In 1919 Ponca World War I veterans formed an American Legion chapter called Buffalo Post 38. This organization revived such traditional war-related practices as the Ponca war dance (heluska). Dancing remained the central expression of traditional Ponca culture. Throughout Oklahoma the Ponca were known for their knowledge of songs and dances. They made important contributions to the development of powwow culture on the southern Plains. In 1926 Gus McDonald was crowned the first world champion fancy dancer, earning the Ponca the honor of organizing the world championships each year. The annual Ponca powwow, one of the oldest powwows in Oklahoma, is held every August.
In 1950 the Ponca organized a tribal government in accordance with the Oklahoma Indian Welfare Act of 1936. The tribal headquarters are located at White Eagle, five miles south of Ponca City. In 1961 Clyde Warrior, a Ponca activist, cofounded the National Indian Youth Council. Warrior's call for tribal self-determination paved the way for a new generation of Indian activists in the 1960s and early 1970s.

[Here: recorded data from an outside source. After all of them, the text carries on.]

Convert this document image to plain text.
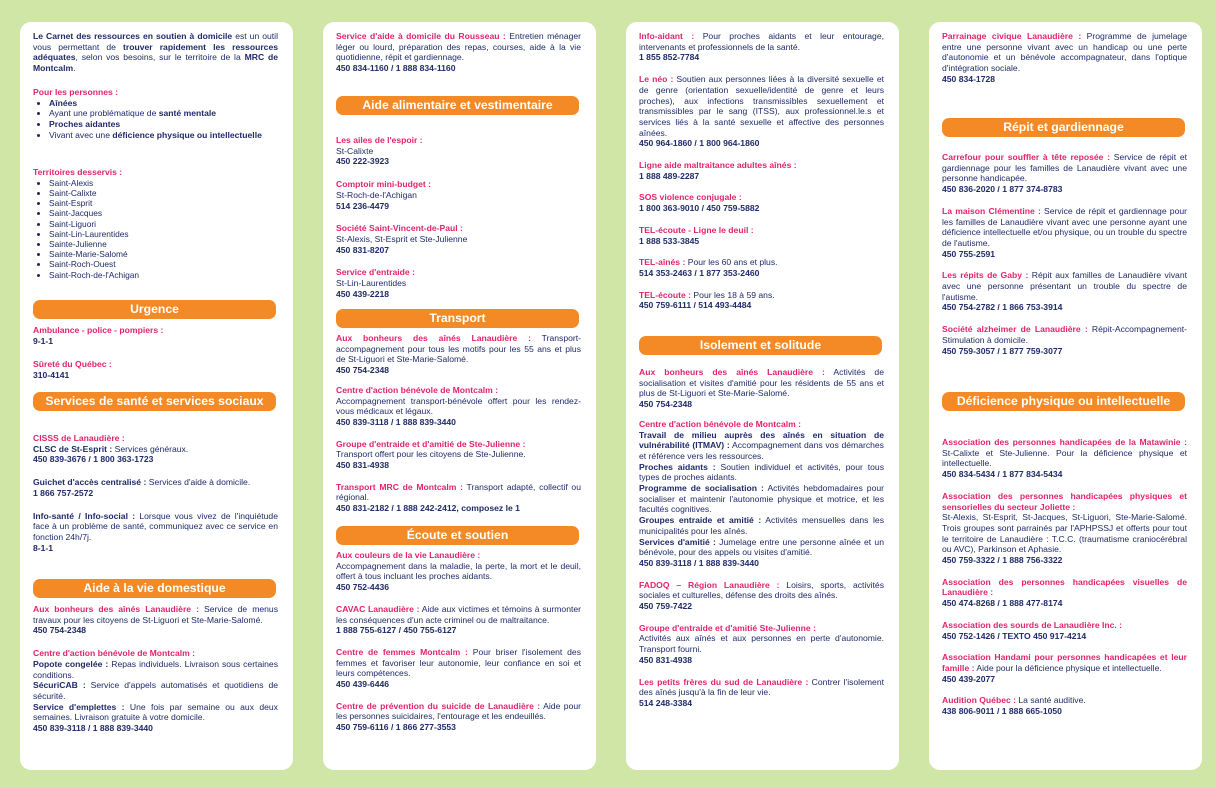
Le Carnet des ressources en soutien à domicile est un outil vous permettant de trouver rapidement les ressources adéquates, selon vos besoins, sur le territoire de la MRC de Montcalm.
Pour les personnes :
• Aînées
• Ayant une problématique de santé mentale
• Proches aidantes
• Vivant avec une déficience physique ou intellectuelle
Territoires desservis :
• Saint-Alexis
• Saint-Calixte
• Saint-Esprit
• Saint-Jacques
• Saint-Liguori
• Saint-Lin-Laurentides
• Sainte-Julienne
• Sainte-Marie-Salomé
• Saint-Roch-Ouest
• Saint-Roch-de-l'Achigan
Urgence
Ambulance - police - pompiers :
9-1-1
Sûreté du Québec :
310-4141
Services de santé et services sociaux
CISSS de Lanaudière :
CLSC de St-Esprit : Services généraux.
450 839-3676 / 1 800 363-1723
Guichet d'accès centralisé : Services d'aide à domicile.
1 866 757-2572
Info-santé / Info-social : Lorsque vous vivez de l'inquiétude face à un problème de santé, communiquez avec ce service en fonction 24h/7j.
8-1-1
Aide à la vie domestique
Aux bonheurs des aînés Lanaudière : Service de menus travaux pour les citoyens de St-Liguori et Ste-Marie-Salomé.
450 754-2348
Centre d'action bénévole de Montcalm :
Popote congelée : Repas individuels. Livraison sous certaines conditions.
SécuriCAB : Service d'appels automatisés et quotidiens de sécurité.
Service d'emplettes : Une fois par semaine ou aux deux semaines. Livraison gratuite à votre domicile.
450 839-3118 / 1 888 839-3440
Service d'aide à domicile du Rousseau : Entretien ménager léger ou lourd, préparation des repas, courses, aide à la vie quotidienne, répit et gardiennage.
450 834-1160 / 1 888 834-1160
Aide alimentaire et vestimentaire
Les ailes de l'espoir :
St-Calixte
450 222-3923
Comptoir mini-budget :
St-Roch-de-l'Achigan
514 236-4479
Société Saint-Vincent-de-Paul :
St-Alexis, St-Esprit et Ste-Julienne
450 831-8207
Service d'entraide :
St-Lin-Laurentides
450 439-2218
Transport
Aux bonheurs des aînés Lanaudière : Transport-accompagnement pour tous les motifs pour les 55 ans et plus de St-Liguori et Ste-Marie-Salomé.
450 754-2348
Centre d'action bénévole de Montcalm :
Accompagnement transport-bénévole offert pour les rendez-vous médicaux et légaux.
450 839-3118 / 1 888 839-3440
Groupe d'entraide et d'amitié de Ste-Julienne :
Transport offert pour les citoyens de Ste-Julienne.
450 831-4938
Transport MRC de Montcalm : Transport adapté, collectif ou régional.
450 831-2182 / 1 888 242-2412, composez le 1
Écoute et soutien
Aux couleurs de la vie Lanaudière :
Accompagnement dans la maladie, la perte, la mort et le deuil, offert à tous incluant les proches aidants.
450 752-4436
CAVAC Lanaudière : Aide aux victimes et témoins à surmonter les conséquences d'un acte criminel ou de maltraitance.
1 888 755-6127 / 450 755-6127
Centre de femmes Montcalm : Pour briser l'isolement des femmes et favoriser leur autonomie, leur confiance en soi et leurs compétences.
450 439-6446
Centre de prévention du suicide de Lanaudière : Aide pour les personnes suicidaires, l'entourage et les endeuillés.
450 759-6116 / 1 866 277-3553
Info-aidant : Pour proches aidants et leur entourage, intervenants et professionnels de la santé.
1 855 852-7784
Le néo : Soutien aux personnes liées à la diversité sexuelle et de genre (orientation sexuelle/identité de genre et leurs proches), aux infections transmissibles sexuellement et transmissibles par le sang (ITSS), aux professionnel.le.s et services liés à la santé sexuelle et affective des personnes aînées.
450 964-1860 / 1 800 964-1860
Ligne aide maltraitance adultes aînés :
1 888 489-2287
SOS violence conjugale :
1 800 363-9010 / 450 759-5882
TEL-écoute - Ligne le deuil :
1 888 533-3845
TEL-aînés : Pour les 60 ans et plus.
514 353-2463 / 1 877 353-2460
TEL-écoute : Pour les 18 à 59 ans.
450 759-6111 / 514 493-4484
Isolement et solitude
Aux bonheurs des aînés Lanaudière : Activités de socialisation et visites d'amitié pour les résidents de 55 ans et plus de St-Liguori et Ste-Marie-Salomé.
450 754-2348
Centre d'action bénévole de Montcalm :
Travail de milieu auprès des aînés en situation de vulnérabilité (ITMAV) : Accompagnement dans vos démarches et référence vers les ressources.
Proches aidants : Soutien individuel et activités, pour tous types de proches aidants.
Programme de socialisation : Activités hebdomadaires pour socialiser et maintenir l'autonomie physique et motrice, et les facultés cognitives.
Groupes entraide et amitié : Activités mensuelles dans les municipalités pour les aînés.
Services d'amitié : Jumelage entre une personne aînée et un bénévole, pour des appels ou visites d'amitié.
450 839-3118 / 1 888 839-3440
FADOQ – Région Lanaudière : Loisirs, sports, activités sociales et culturelles, défense des droits des aînés.
450 759-7422
Groupe d'entraide et d'amitié Ste-Julienne :
Activités aux aînés et aux personnes en perte d'autonomie. Transport fourni.
450 831-4938
Les petits frères du sud de Lanaudière : Contrer l'isolement des aînés jusqu'à la fin de leur vie.
514 248-3384
Parrainage civique Lanaudière : Programme de jumelage entre une personne vivant avec un handicap ou une perte d'autonomie et un bénévole accompagnateur, dans l'optique d'intégration sociale.
450 834-1728
Répit et gardiennage
Carrefour pour souffler à tête reposée : Service de répit et gardiennage pour les familles de Lanaudière vivant avec une personne handicapée.
450 836-2020 / 1 877 374-8783
La maison Clémentine : Service de répit et gardiennage pour les familles de Lanaudière vivant avec une personne ayant une déficience intellectuelle et/ou physique, ou un trouble du spectre de l'autisme.
450 755-2591
Les répits de Gaby : Répit aux familles de Lanaudière vivant avec une personne présentant un trouble du spectre de l'autisme.
450 754-2782 / 1 866 753-3914
Société alzheimer de Lanaudière : Répit-Accompagnement-Stimulation à domicile.
450 759-3057 / 1 877 759-3077
Déficience physique ou intellectuelle
Association des personnes handicapées de la Matawinie : St-Calixte et Ste-Julienne. Pour la déficience physique et intellectuelle.
450 834-5434 / 1 877 834-5434
Association des personnes handicapées physiques et sensorielles du secteur Joliette :
St-Alexis, St-Esprit, St-Jacques, St-Liguori, Ste-Marie-Salomé. Trois groupes sont parrainés par l'APHPSSJ et offerts pour tout le territoire de Lanaudière : T.C.C. (traumatisme craniocérébral ou AVC), Parkinson et Aphasie.
450 759-3322 / 1 888 756-3322
Association des personnes handicapées visuelles de Lanaudière :
450 474-8268 / 1 888 477-8174
Association des sourds de Lanaudière Inc. :
450 752-1426 / TEXTO 450 917-4214
Association Handami pour personnes handicapées et leur famille : Aide pour la déficience physique et intellectuelle.
450 439-2077
Audition Québec : La santé auditive.
438 806-9011 / 1 888 665-1050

Turmoil characterized Ponca tribal politics during the 1970s and 1980s. Accusations of fraud and mismanagement led to a high turnover ratio of officials in the tribal business committee, the tribe's governing body. When the federal government reduced tribal funding in the 1980s, the committee began a bingo operation to increase revenues. Presently, Indian gaming is one of the most contentious issues between the State of Oklahoma and the Ponca community.
Relations between the Ponca of Oklahoma and the Ponca of Nebraska improved after the U.S. government restored recognition to the latter in 1990. Since then, both have cooperated on numerous issues, including the repatriation of human remains and artifacts under the Native American Graves Protection and Repatriation Act (NAGPRA). One of the greatest challenges facing Oklahoma's Ponca community is the retention of their language and cultural traditions. In 2003 the Ponca Tribe of Oklahoma had 2,549 enrolled members.
BIBLIOGRAPHY: Donald N. Brown and Lee Irwin, "Ponca," in Handbook of North American Indians, Vol. 13, Plains, ed. Raymond J. DeMallie (Washington, D.C.: Smithsonian Institution, 2001). Thomas Brown, "In Pursuit of Justice: The Ponca Indians in Indian Territory, 1877-1905," in Oklahoma's Forgotten Indians, ed. Robert E. Smith (Oklahoma City: Oklahoma Historical Society, 1981). Joseph Cash and Gerald W. Wolff, The Ponca People (Phoenix: Indian Tribal Series, 1975). James H. Howard, The Ponca Tribe (Lincoln: University of Nebraska Press, 1995). Joseph Jablow, Ponca Indians: Ethnology of the Ponca (New York: Garland, 1974). Valerie Sherer Mathes and Richard Lowitt, The Standing Bear Controversy: Prelude to Indian Reform (Urbana: University of Illinois Press, 2003). David J. Wishart, An Unspeakable Sadness: The Dispossession of the Nebraska Indians (Lincoln: University of Nebraska Press, 1994).